Greetings, fellow ULC'ers.
FRom time to time, members ask for advice on how to counsel aspiring brides/grooms, or for advice on how to perform the ceremony. I sometimes chime in, but of course every situation is unique and the minister asking the question is far better prepared to answer that question for her/himself than any of us who don't know the couple, so i recognize that MY imput may be non-applicable to that case.
Having said that, i wanted to share something that occurred to my wife and i when we were writing our own wedding ceremony.
Our wedding was unique, just like every other wedding. In OUR case, we wanted to explicitly express the LARGE differences between us in our fundamental life beliefs, since i'm an apatheist and Melissa is a full on fundamentalist Xtian. WE had a Unitarian Universalist minister perform the ceremony, but we wrote it ourselves. There was certianly nothing in his "archive of previous ceremonies" that came even close!
WE had our guests read assorted passages at times to time during the ceremony, and we tried to match the person doing the reading to the item read. So, her father, also a Xtian, read the standard passage from Corinthians, we had our Iranian friend read the standard Khalil Ghibran quote, our 1/8 native friend read thr Apache wedding quote, my literary friend read the Shakespeare quote about the eaning of love, etc.
BUt the REAL innovation, or so according to the officiant, was our take on the "Unity Candle". According to him, he had never heard of why i 'objected' to the standard custom there, but once he heard my reason he decided that he would suggest this difference from then on to ANY couple who opted to use that custom in their ceremony.
In the standard implementation, the ceremony starts with a separate candle for eah of the bride and groom already lit, or they each light their own during the ceremony. At some point, the tow of them take their candles, and together use them to light the 'unity candle'. The unity candle represents different things for each person. In our case, we explicitly see ourselves as 'one person' since our marriage, and something similar probably applies to others who use this custom. After lighting the unity candle, the bride and groom blow out their individual candles and return them to the candle holders.
That last part bothered me when i heard of it. Melissa and i DO face the world as a unified entity, but we are still each our own person as well. In our view, after much discussion, we decided to do the custom, except for that last part. We let our individual candles burning after lighting the unity candle, and the minister explained that this signified that, while a NEW entity was created this day in the joining of our lives, each of us was still the individual person we had been before as well.

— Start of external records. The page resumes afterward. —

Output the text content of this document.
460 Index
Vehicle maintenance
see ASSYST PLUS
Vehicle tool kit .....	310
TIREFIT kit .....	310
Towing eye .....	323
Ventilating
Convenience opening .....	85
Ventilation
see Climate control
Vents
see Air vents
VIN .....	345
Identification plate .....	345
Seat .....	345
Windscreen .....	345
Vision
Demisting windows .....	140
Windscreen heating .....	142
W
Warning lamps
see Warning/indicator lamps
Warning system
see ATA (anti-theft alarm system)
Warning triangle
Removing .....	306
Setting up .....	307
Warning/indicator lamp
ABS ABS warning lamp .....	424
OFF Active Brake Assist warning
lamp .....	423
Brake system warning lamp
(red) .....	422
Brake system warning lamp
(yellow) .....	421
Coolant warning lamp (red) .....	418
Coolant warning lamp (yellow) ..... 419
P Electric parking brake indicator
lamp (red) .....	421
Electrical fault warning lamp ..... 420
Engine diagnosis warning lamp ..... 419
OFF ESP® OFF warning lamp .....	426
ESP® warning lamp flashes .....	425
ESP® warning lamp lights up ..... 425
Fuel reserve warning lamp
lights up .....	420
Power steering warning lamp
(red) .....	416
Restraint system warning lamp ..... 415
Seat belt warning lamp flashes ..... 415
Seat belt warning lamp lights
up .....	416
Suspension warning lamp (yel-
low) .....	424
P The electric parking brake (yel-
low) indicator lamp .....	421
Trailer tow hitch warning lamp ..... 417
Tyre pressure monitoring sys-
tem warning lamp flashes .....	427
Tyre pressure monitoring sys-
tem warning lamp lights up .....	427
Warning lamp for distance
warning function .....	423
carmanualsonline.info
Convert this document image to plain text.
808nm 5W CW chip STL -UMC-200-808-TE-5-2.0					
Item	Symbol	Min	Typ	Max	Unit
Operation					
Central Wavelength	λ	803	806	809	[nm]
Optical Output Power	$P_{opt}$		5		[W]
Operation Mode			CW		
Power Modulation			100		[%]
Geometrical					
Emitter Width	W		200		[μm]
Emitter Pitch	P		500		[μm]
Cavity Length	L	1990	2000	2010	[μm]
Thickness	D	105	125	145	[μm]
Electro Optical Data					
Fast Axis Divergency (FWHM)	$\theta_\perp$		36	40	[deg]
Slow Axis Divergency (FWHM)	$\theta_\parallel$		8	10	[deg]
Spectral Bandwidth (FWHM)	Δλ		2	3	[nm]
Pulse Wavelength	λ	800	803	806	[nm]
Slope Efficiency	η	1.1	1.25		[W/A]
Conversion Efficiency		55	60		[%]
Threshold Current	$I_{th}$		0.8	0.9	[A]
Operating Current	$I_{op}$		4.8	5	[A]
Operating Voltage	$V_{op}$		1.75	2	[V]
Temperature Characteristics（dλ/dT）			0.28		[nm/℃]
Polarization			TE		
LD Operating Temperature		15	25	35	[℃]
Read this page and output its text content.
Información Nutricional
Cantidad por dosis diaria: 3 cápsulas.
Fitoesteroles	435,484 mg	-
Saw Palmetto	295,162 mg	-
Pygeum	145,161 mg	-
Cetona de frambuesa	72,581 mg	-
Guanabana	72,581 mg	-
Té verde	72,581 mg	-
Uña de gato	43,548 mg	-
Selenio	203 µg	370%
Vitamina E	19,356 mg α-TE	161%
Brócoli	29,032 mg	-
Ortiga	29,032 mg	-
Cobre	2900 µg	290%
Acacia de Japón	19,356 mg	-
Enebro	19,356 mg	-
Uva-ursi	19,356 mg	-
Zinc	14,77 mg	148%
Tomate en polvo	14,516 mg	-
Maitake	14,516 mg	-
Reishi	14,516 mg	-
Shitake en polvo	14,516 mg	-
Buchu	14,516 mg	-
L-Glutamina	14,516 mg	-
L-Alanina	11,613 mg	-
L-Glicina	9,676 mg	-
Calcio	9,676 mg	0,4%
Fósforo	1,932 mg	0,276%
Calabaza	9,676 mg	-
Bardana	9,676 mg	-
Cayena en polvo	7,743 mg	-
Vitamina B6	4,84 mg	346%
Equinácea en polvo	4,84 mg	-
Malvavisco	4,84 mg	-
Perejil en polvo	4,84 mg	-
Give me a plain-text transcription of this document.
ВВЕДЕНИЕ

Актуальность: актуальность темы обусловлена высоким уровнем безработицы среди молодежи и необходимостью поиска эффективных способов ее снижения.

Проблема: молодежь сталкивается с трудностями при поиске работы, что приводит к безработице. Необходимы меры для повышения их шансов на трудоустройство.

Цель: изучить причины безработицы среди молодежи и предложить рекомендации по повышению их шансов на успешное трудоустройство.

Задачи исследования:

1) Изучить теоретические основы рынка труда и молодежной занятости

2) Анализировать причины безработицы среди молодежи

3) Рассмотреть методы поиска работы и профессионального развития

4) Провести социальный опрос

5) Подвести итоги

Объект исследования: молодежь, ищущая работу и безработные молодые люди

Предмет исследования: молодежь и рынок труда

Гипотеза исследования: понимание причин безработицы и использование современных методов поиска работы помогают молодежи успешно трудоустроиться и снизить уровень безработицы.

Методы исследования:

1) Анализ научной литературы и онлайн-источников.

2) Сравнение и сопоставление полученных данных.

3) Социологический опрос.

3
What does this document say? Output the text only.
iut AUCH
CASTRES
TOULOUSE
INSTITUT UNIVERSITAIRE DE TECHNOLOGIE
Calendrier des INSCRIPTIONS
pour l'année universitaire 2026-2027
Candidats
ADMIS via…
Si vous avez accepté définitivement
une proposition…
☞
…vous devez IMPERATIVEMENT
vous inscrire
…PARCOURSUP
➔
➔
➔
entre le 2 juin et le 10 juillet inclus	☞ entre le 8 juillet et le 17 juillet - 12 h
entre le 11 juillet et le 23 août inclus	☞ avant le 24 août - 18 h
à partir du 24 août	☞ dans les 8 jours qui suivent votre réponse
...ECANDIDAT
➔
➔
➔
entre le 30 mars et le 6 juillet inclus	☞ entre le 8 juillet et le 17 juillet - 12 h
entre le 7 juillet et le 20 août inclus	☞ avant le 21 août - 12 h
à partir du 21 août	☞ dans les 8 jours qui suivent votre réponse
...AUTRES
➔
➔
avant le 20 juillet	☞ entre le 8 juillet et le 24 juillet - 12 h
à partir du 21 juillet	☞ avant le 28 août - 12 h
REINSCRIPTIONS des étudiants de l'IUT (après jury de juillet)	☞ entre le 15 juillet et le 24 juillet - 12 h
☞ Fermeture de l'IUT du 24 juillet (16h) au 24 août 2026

IMO, a marriage should ADD new opportunities for happiness, self-expression, social interaction, fun, and adventure but WITHOUT removing any such opportunities that either person would have if they were not married. Though Melissa was now my wife, she was STILL the daughter of her parents, the niece of her aunt, etc., and our marriage did NOT lessen or negate those roles for her in which i am NOT a direct participant, and vice versa.
For consideration, and thanks for reading.